Planning for an Uncertain Future: Tree-Based Methods for Real-Time Fault Estimation, Collision Avoidance, and Multi-Agent Reconfiguration

Author: Ragan, James Francis, III

Year: 2025

Degree: Dissertation (Ph.D.)

Advisor: Chung, Soon-Jo

Committee Members: Watkins, Michael M.; Hadaegh, Fred Y.; Murray, Richard M.; Chung, Soon-Jo

Option: Space Engineering

DOI: 10.7907/ptpk-d504

Abstract

Autonomous spacecraft making independent high-level decisions present the promise of dramatically increased productivity in space for both exploration and economic activity. While autonomy has seen limited use in space to date owing to a lack of flight heritage, limited computational resources, and a traditionally risk adverse industry, the growing numbers of spacecraft and increasingly ambitious missions will soon render the current ground-intensive mode of space operation untenable.

In this thesis, we develop two critical capabilities for an autonomous future in space.
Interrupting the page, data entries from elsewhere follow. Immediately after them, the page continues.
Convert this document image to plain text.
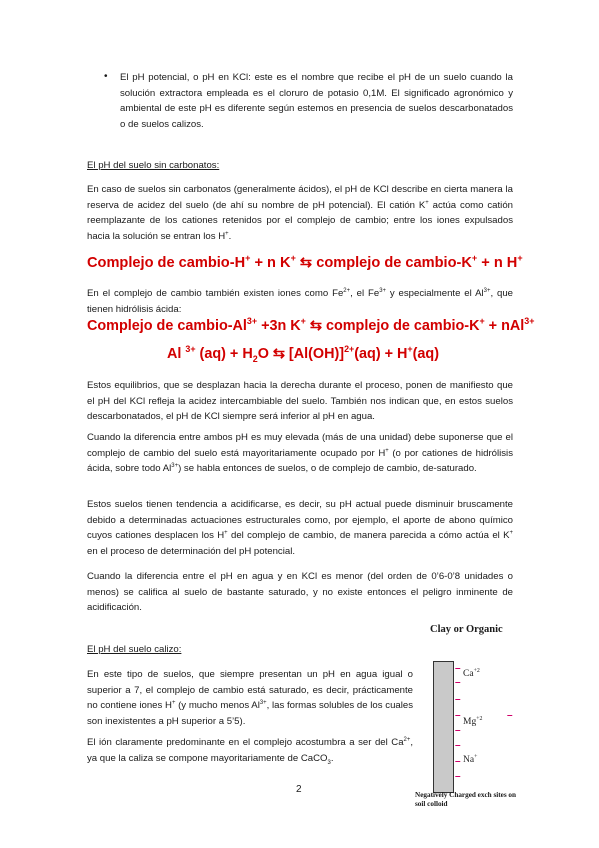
• El pH potencial, o pH en KCl: este es el nombre que recibe el pH de un suelo cuando la solución extractora empleada es el cloruro de potasio 0,1M. El significado agronómico y ambiental de este pH es diferente según estemos en presencia de suelos descarbonatados o de suelos calizos.

El pH del suelo sin carbonatos:

En caso de suelos sin carbonatos (generalmente ácidos), el pH de KCl describe en cierta manera la reserva de acidez del suelo (de ahí su nombre de pH potencial). El catión K+ actúa como catión reemplazante de los cationes retenidos por el complejo de cambio; entre los iones expulsados hacia la solución se entran los H+.

Complejo de cambio-H+ + n K+ ⇆ complejo de cambio-K+ + n H+

En el complejo de cambio también existen iones como $Fe^{2+}$, el $Fe^{3+}$ y especialmente el $Al^{3+}$, que tienen hidrólisis ácida:

Complejo de cambio-$Al^{3+} +3n$ K+ ⇆ complejo de cambio-K+ + nAl$^{3+}$
Al $^{3+}$ $(aq) + H_2O$ ⇆ $[Al(OH)]^{2+}(aq) + H^+(aq)$

Estos equilibrios, que se desplazan hacia la derecha durante el proceso, ponen de manifiesto que el pH del KCl refleja la acidez intercambiable del suelo. También nos indican que, en estos suelos descarbonatados, el pH de KCl siempre será inferior al pH en agua.

Cuando la diferencia entre ambos pH es muy elevada (más de una unidad) debe suponerse que el complejo de cambio del suelo está mayoritariamente ocupado por H+ (o por cationes de hidrólisis ácida, sobre todo $Al^{3+}$) se habla entonces de suelos, o de complejo de cambio, de-saturado.

Estos suelos tienen tendencia a acidificarse, es decir, su pH actual puede disminuir bruscamente debido a determinadas actuaciones estructurales como, por ejemplo, el aporte de abono químico cuyos cationes desplacen los H+ del complejo de cambio, de manera parecida a cómo actúa el K+ en el proceso de determinación del pH potencial.

Cuando la diferencia entre el pH en agua y en KCl es menor (del orden de 0’6-0’8 unidades o menos) se califica al suelo de bastante saturado, y no existe entonces el peligro inminente de acidificación.

El pH del suelo calizo:

En este tipo de suelos, que siempre presentan un pH en agua igual o superior a 7, el complejo de cambio está saturado, es decir, prácticamente no contiene iones H+ (y mucho menos $Al^{3+}$, las formas solubles de los cuales son inexistentes a pH superior a 5’5).

El ión claramente predominante en el complejo acostumbra a ser del $Ca^{2+}$, ya que la caliza se compone mayoritariamente de CaCO$_3$.

Clay or Organic
–
–
–
–
–
–
–
–
–
$Ca^{+2}$
$Mg^{+2}$
Na+
Negatively Charged exch sites on soil colloid
2
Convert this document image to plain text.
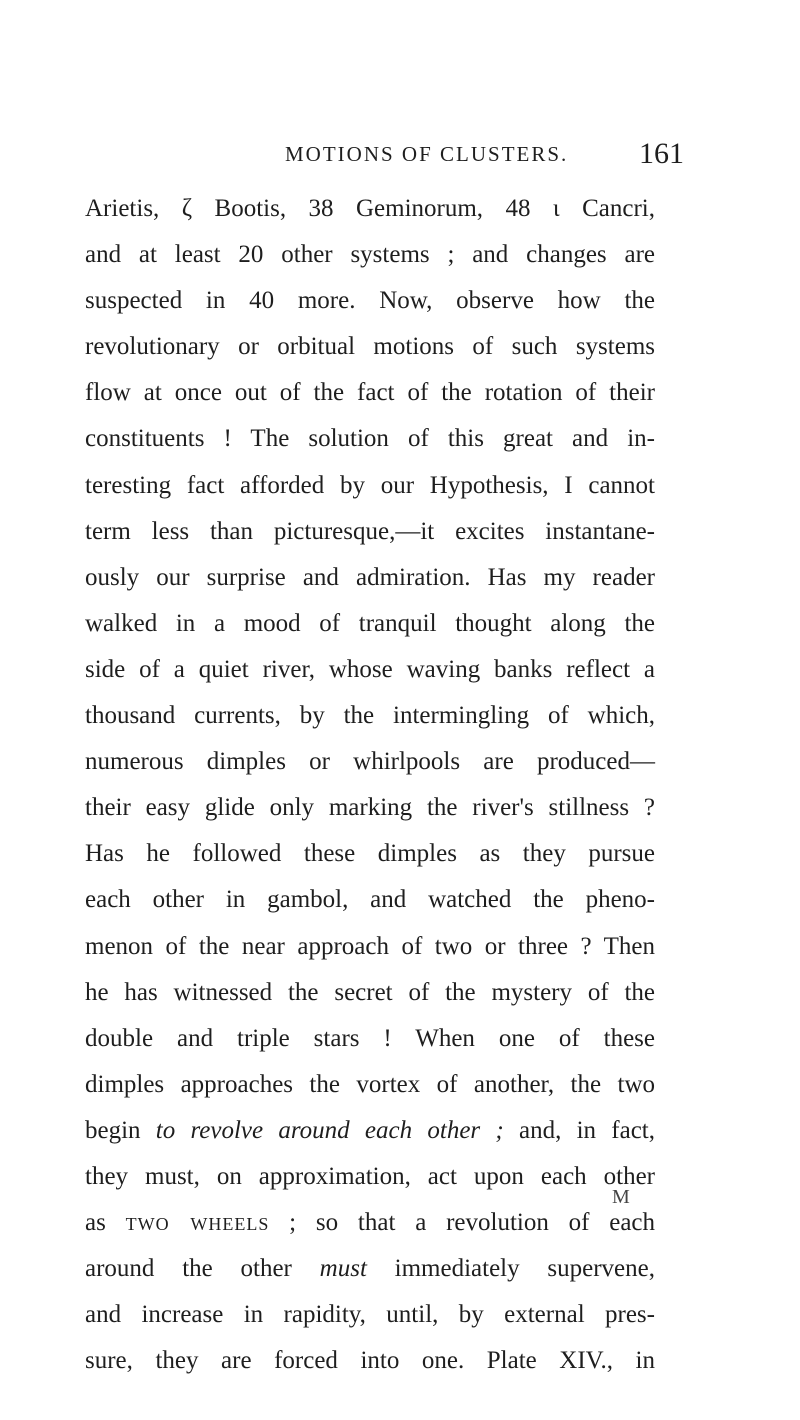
MOTIONS OF CLUSTERS. 161
Arietis, ζ Bootis, 38 Geminorum, 48 ι Cancri,
and at least 20 other systems ; and changes are
suspected in 40 more. Now, observe how the
revolutionary or orbitual motions of such systems
flow at once out of the fact of the rotation of their
constituents ! The solution of this great and in-
teresting fact afforded by our Hypothesis, I cannot
term less than picturesque,—it excites instantane-
ously our surprise and admiration. Has my reader
walked in a mood of tranquil thought along the
side of a quiet river, whose waving banks reflect a
thousand currents, by the intermingling of which,
numerous dimples or whirlpools are produced—
their easy glide only marking the river's stillness ?
Has he followed these dimples as they pursue
each other in gambol, and watched the pheno-
menon of the near approach of two or three ? Then
he has witnessed the secret of the mystery of the
double and triple stars ! When one of these
dimples approaches the vortex of another, the two
begin to revolve around each other ; and, in fact,
they must, on approximation, act upon each other
as two wheels ; so that a revolution of each
around the other must immediately supervene,
and increase in rapidity, until, by external pres-
sure, they are forced into one. Plate XIV., in
M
The first is proactive fault estimation, which seeks to rapidly and safely identify the root causes of onboard anomalies by planning sequences of test actions to gather information while probabilistically ensuring safety. The second is real-time reconfiguration to enable formations of spacecraft to respond quickly and effectively to changing environments or mission objectives.

We achieve both goals using various forms of Monte-Carlo Tree Search planning. By formalizing each capability as sequential decision-making problems, and developing algorithms well suited to information gathering, we show that our algorithms provably converge to optimal solutions while maintaining the ability to run in real-time on robotic spacecraft simulators. We present several algorithmic innovations, including marginalized filtering, sampling-based chance constraint evaluation, and an array-based implementation of Monte-Carlo Tree Search. Through and numerical simulations and hardware experiments, we demonstrate that these modifications enable our algorithms to outperform existing tree search methods and achieve better scaling across system complexity, noise, and simulation depth.